Start a blog. It is harder with a phone but not impossible. I too am on a phone. I have no internet or television at home due to my current finances.

Paint figurines or other stuff related to the games you like. Then when you have your own place again, you will have them to put on your desk and fiddle with.

Write fanfic: stories of characters related to your games.

Learn something new from a book. Read.

Become a solitaire card game wiz.

Work logic puzzles in those magazines they have for that. Useful to gaming and life.

Are you in physical therapy for your knee? Do the prescribed exercises. I have been in pt many times in my adult life and doing what they suggested at home helped.

I do not mean to sound harsh. The problem is that when we are temporarily dependent on others for shelter, we have less freedom to do as we wish.

I am truly sorry for your situation.
 
I am trying to get disability but from everything I've read it is a long and tedious process with a very low success rate. I do have a stool by stove and microwave so I can cook and have a couple times since here but especially this last week or so I had less motivation and really ate a bare minimum despite knowing how bad it is for my health. Also I loved some of the suggestions for things I could do to possibly entertain myself at least a little. Also I do understand that my attempts to convince him are futile and that living under someone else's roof I have to abide by their rules I think it is simply all the changes and the feeling of not having any control over my life after working so hard to become independent and feel like I could make it on my own.

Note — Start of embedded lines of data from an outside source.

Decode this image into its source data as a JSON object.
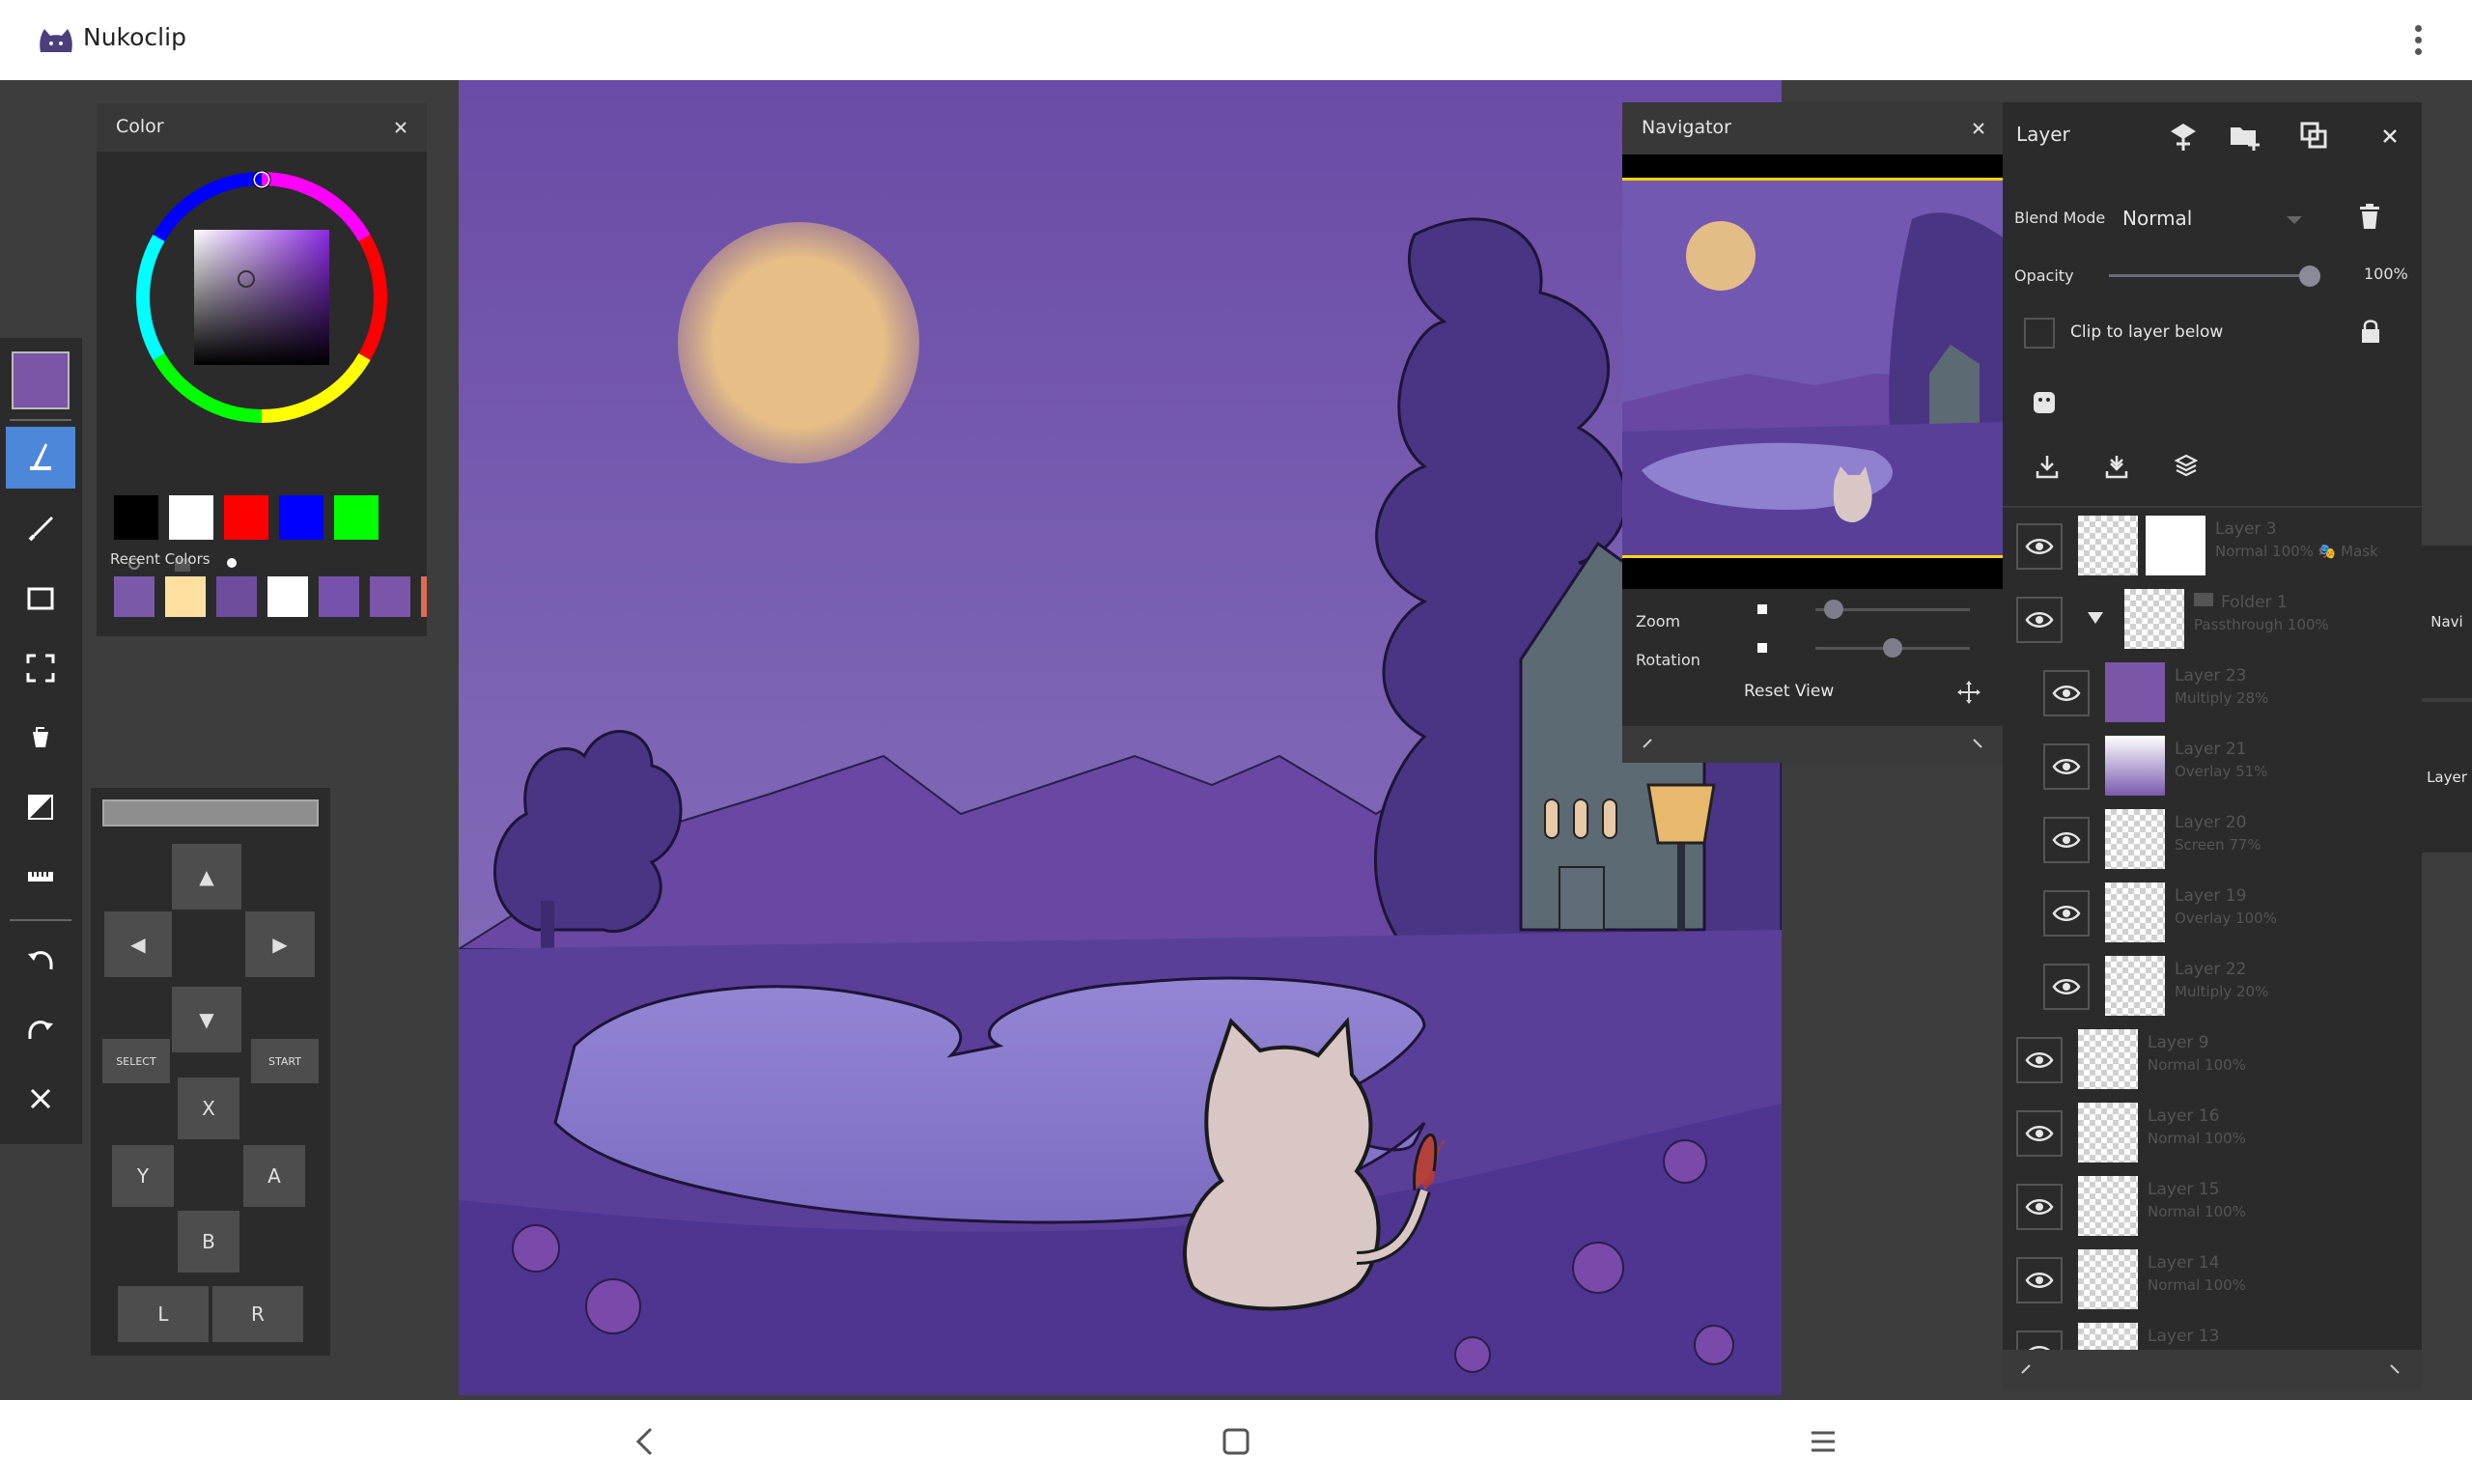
{
  "app": {
    "title": "Nukoclip"
  },
  "colors": {
    "current": "#7a55a8",
    "accent": "#4c87d9",
    "basic_swatches": [
      "#000000",
      "#ffffff",
      "#ff0000",
      "#0000ff",
      "#00ff00"
    ],
    "recent_swatches": [
      "#7a5aa8",
      "#fde0a0",
      "#6e4d9e",
      "#ffffff",
      "#7752ad",
      "#7a55a8",
      "#e06a55"
    ]
  },
  "color_panel": {
    "title": "Color",
    "recent_label": "Recent Colors"
  },
  "toolbar": {
    "tools": [
      "brush-icon",
      "pen-icon",
      "rectangle-icon",
      "selection-icon",
      "fill-icon",
      "gradient-icon",
      "ruler-icon",
      "undo-icon",
      "redo-icon",
      "close-icon"
    ]
  },
  "gamepad": {
    "up": "▲",
    "down": "▼",
    "left": "◀",
    "right": "▶",
    "select": "SELECT",
    "start": "START",
    "x": "X",
    "y": "Y",
    "a": "A",
    "b": "B",
    "l": "L",
    "r": "R"
  },
  "navigator": {
    "title": "Navigator",
    "zoom_label": "Zoom",
    "zoom_level": 0.12,
    "rotation_label": "Rotation",
    "rotation_level": 0.5,
    "reset_label": "Reset View"
  },
  "layer_panel": {
    "title": "Layer",
    "blend_label": "Blend Mode",
    "blend_value": "Normal",
    "opacity_label": "Opacity",
    "opacity_value": "100%",
    "opacity_level": 1.0,
    "clip_label": "Clip to layer below",
    "layers": [
      {
        "name": "Layer 3",
        "mode": "Normal 100% 🎭 Mask"
      },
      {
        "name": "Folder 1",
        "mode": "Passthrough 100%"
      },
      {
        "name": "Layer 23",
        "mode": "Multiply 28%"
      },
      {
        "name": "Layer 21",
        "mode": "Overlay 51%"
      },
      {
        "name": "Layer 20",
        "mode": "Screen 77%"
      },
      {
        "name": "Layer 19",
        "mode": "Overlay 100%"
      },
      {
        "name": "Layer 22",
        "mode": "Multiply 20%"
      },
      {
        "name": "Layer 9",
        "mode": "Normal 100%"
      },
      {
        "name": "Layer 16",
        "mode": "Normal 100%"
      },
      {
        "name": "Layer 15",
        "mode": "Normal 100%"
      },
      {
        "name": "Layer 14",
        "mode": "Normal 100%"
      },
      {
        "name": "Layer 13",
        "mode": ""
      }
    ]
  },
  "side_tabs": {
    "navi": "Navi",
    "layer": "Layer"
  }
}
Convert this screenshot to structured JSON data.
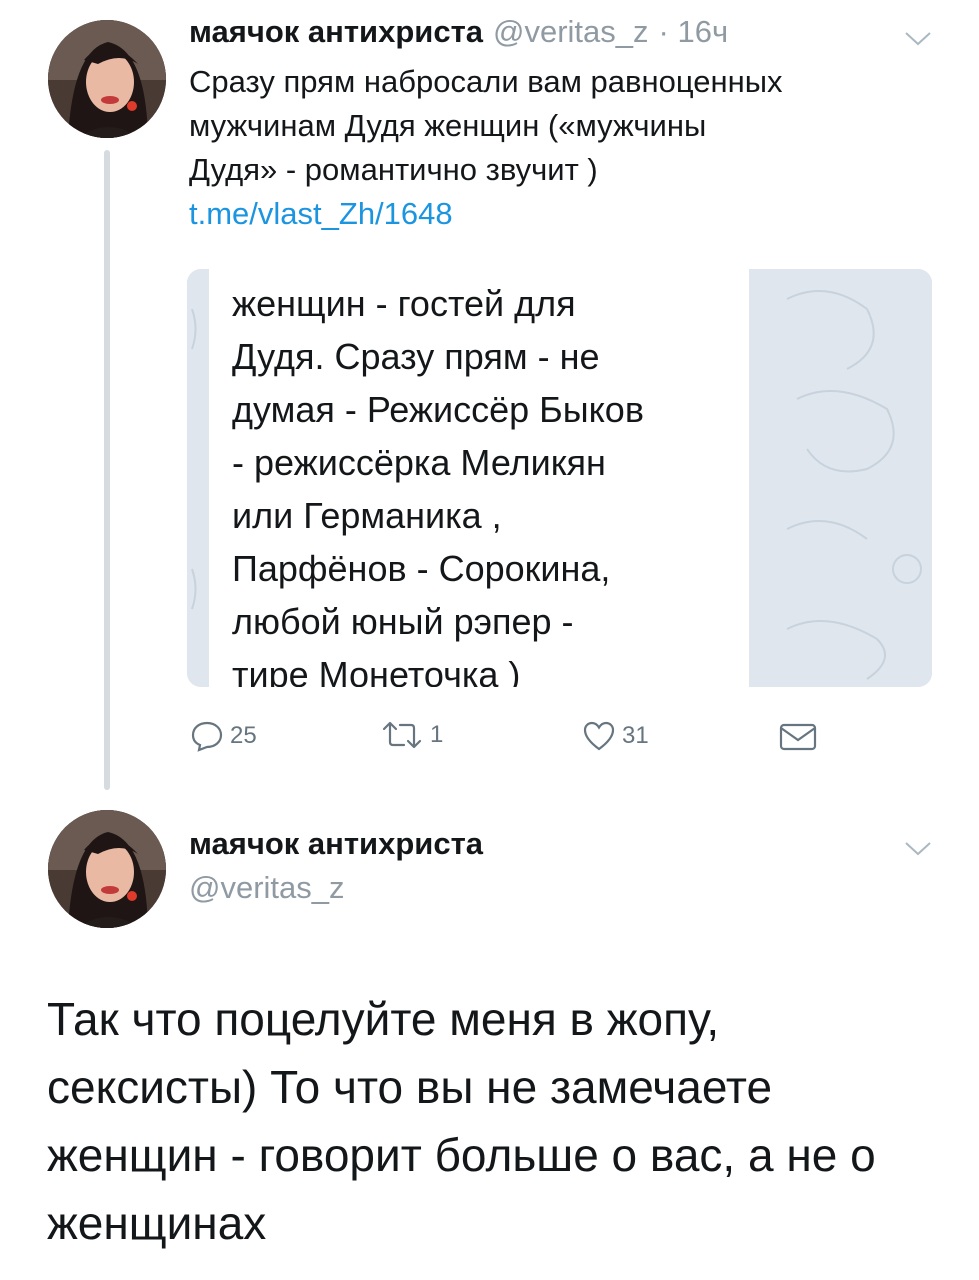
{
  "tweet1": {
    "name": "маячок антихриста",
    "handle": "@veritas_z",
    "time": "· 16ч",
    "text_lines": [
      "Сразу прям набросали вам равноценных",
      "мужчинам Дудя женщин («мужчины",
      "Дудя» - романтично звучит )"
    ],
    "link": "t.me/vlast_Zh/1648",
    "card_lines": [
      "женщин - гостей для",
      "Дудя. Сразу прям - не",
      "думая - Режиссёр Быков",
      "- режиссёрка Меликян",
      "или Германика ,",
      "Парфёнов - Сорокина,",
      "любой юный рэпер -",
      "тире Монеточка )"
    ],
    "actions": {
      "reply_count": "25",
      "retweet_count": "1",
      "like_count": "31"
    }
  },
  "tweet2": {
    "name": "маячок антихриста",
    "handle": "@veritas_z",
    "text_lines": [
      "Так что поцелуйте меня в жопу,",
      "сексисты) То что вы не замечаете",
      "женщин - говорит больше о вас, а не о",
      "женщинах"
    ]
  },
  "colors": {
    "link": "#1b95e0",
    "muted": "#8f9aa3",
    "thread_line": "#d6dbe0"
  }
}
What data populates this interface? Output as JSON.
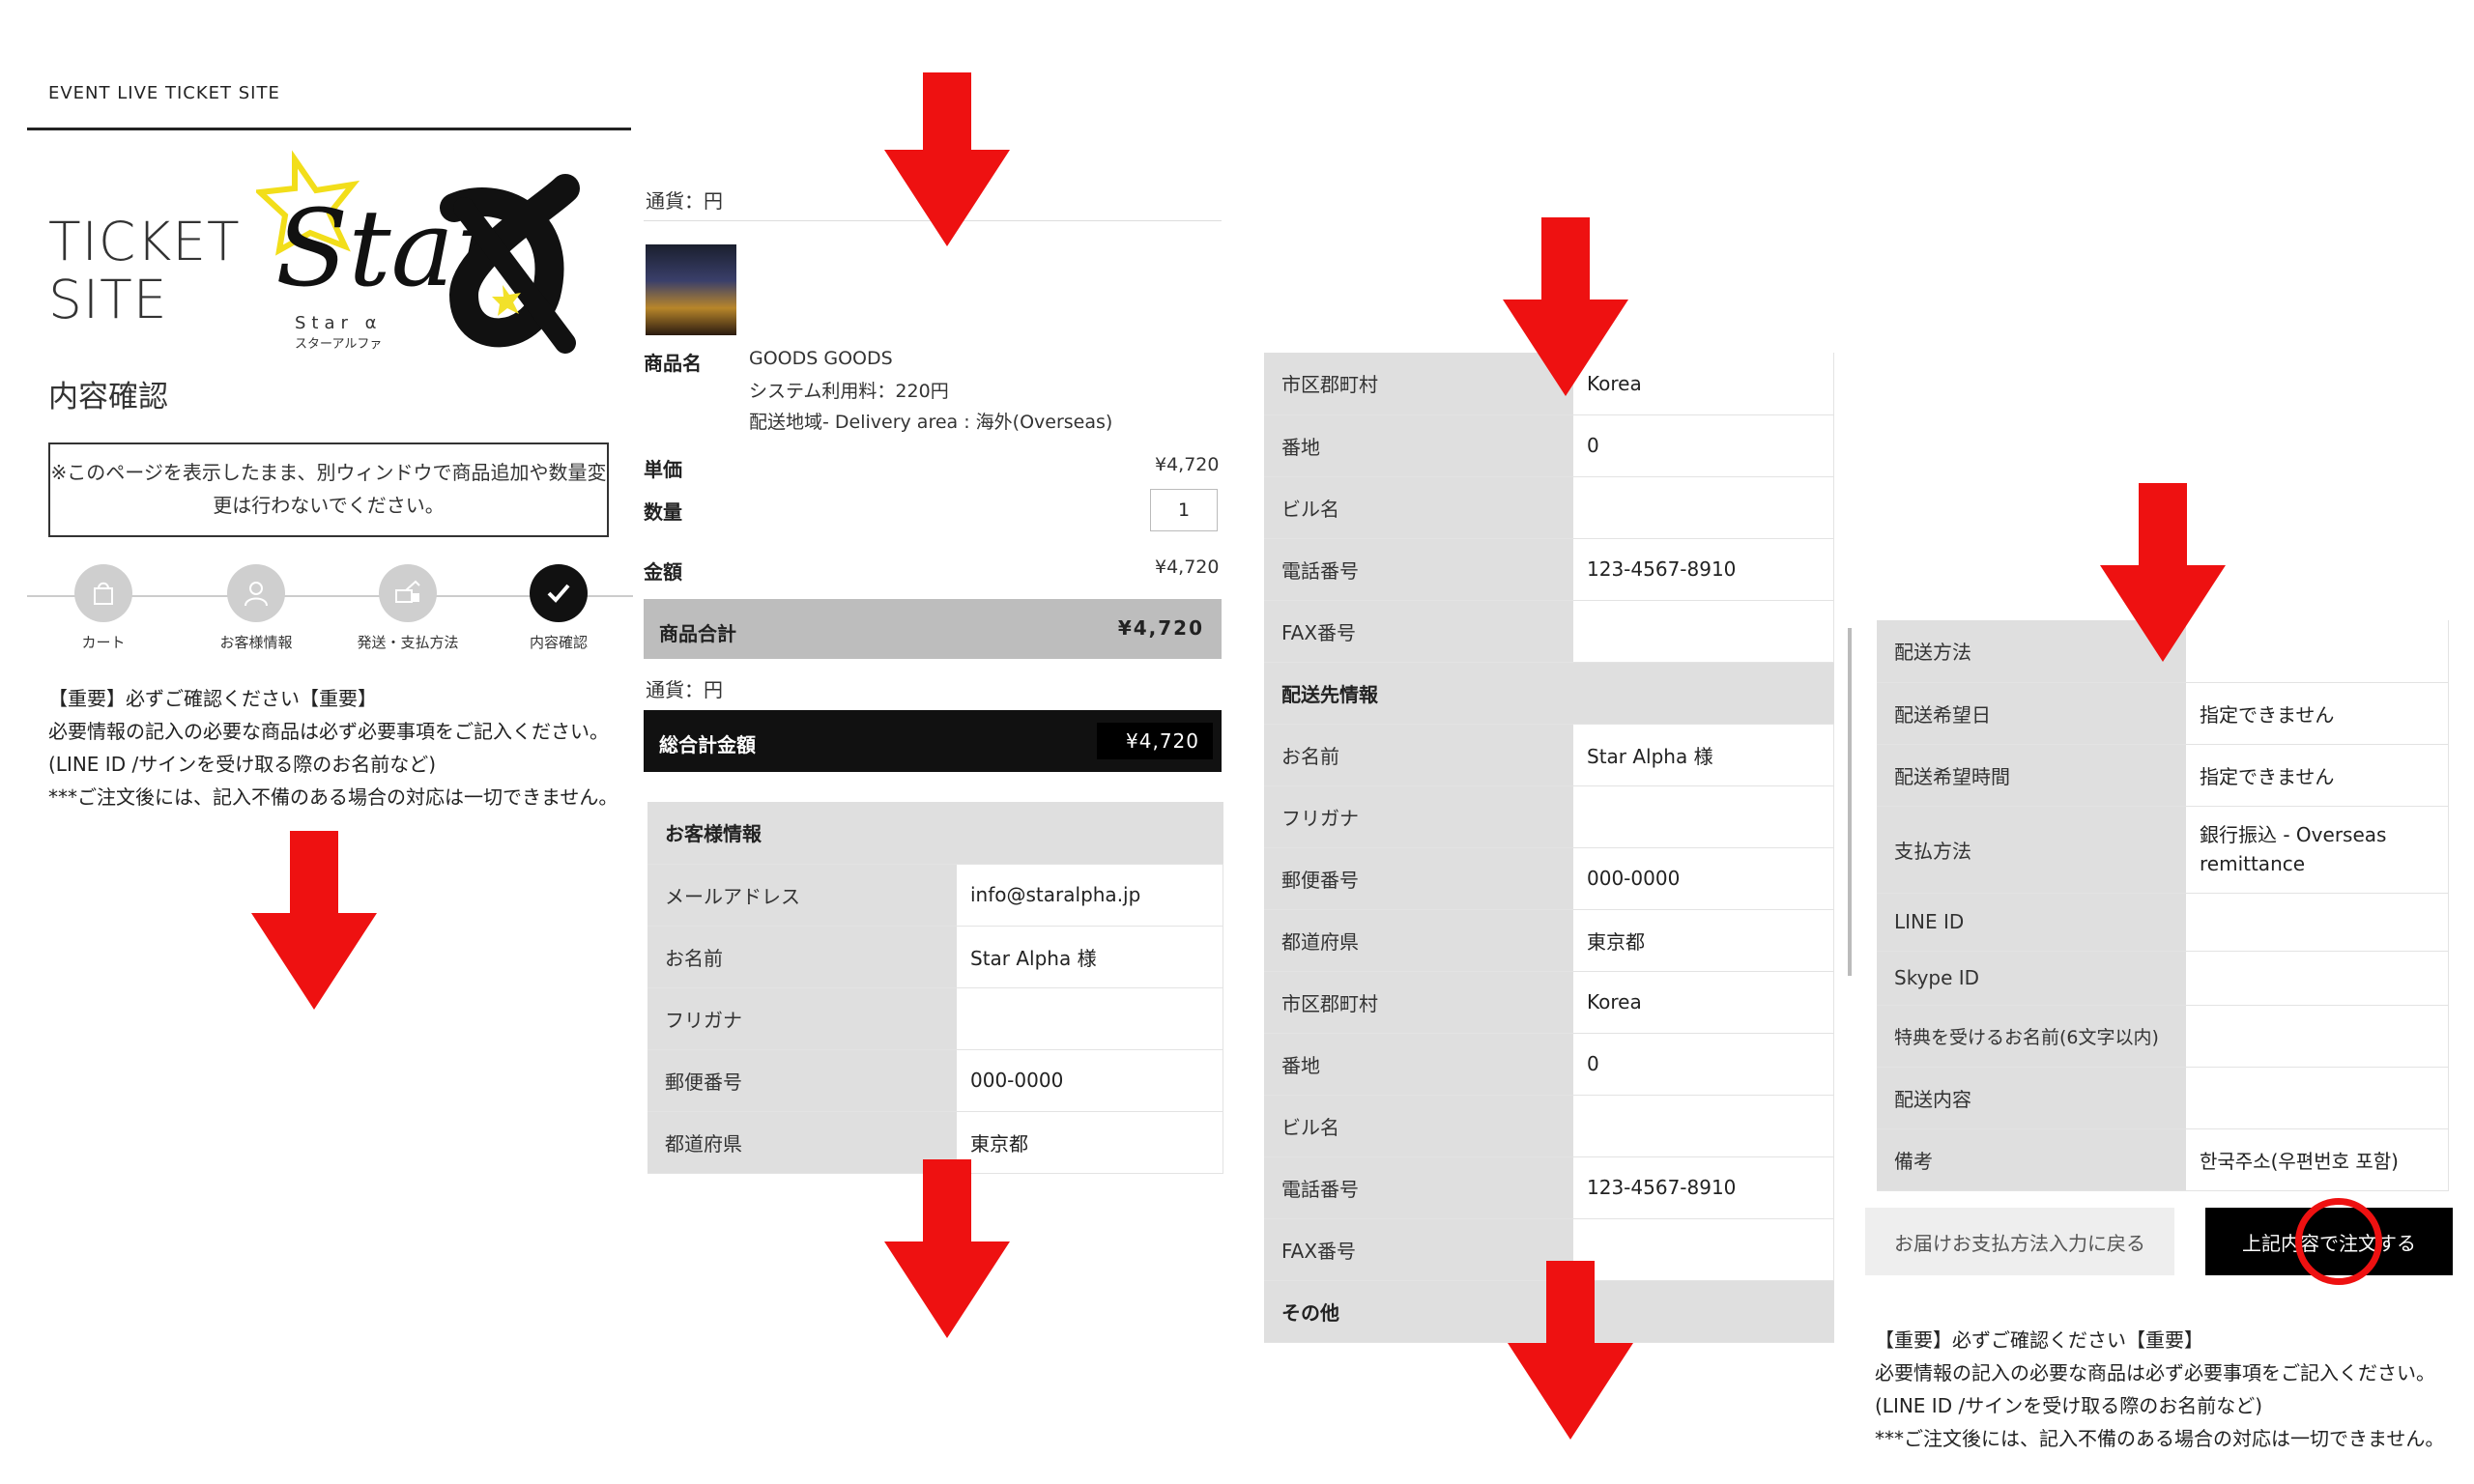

Lastly I try to take no medicine unless it's an absolute necessity such as my xarelto. Otherwise like a tylenol or ibuprofen only if I'm in excruciating pain to make it so I can function. Again thank you all for your help and suggestions I really do appreciate it.
 
I don't have any real suggestions, I just wanted to express sympathy for your situation. First that you've hurt yourself, and also that you're feeling so low with the disruption of your normal routine and the taking away of your key enjoyments. I understand how awful that is. I've felt similarly desolate without internet. I think people who don't spend a lot of time online don't see the attraction, but those of us who do, it's a huge part of our life and where we feel happy and comfortable.

So yes, no advice, just commiserations and the hope that your recovery is as speedy as possible.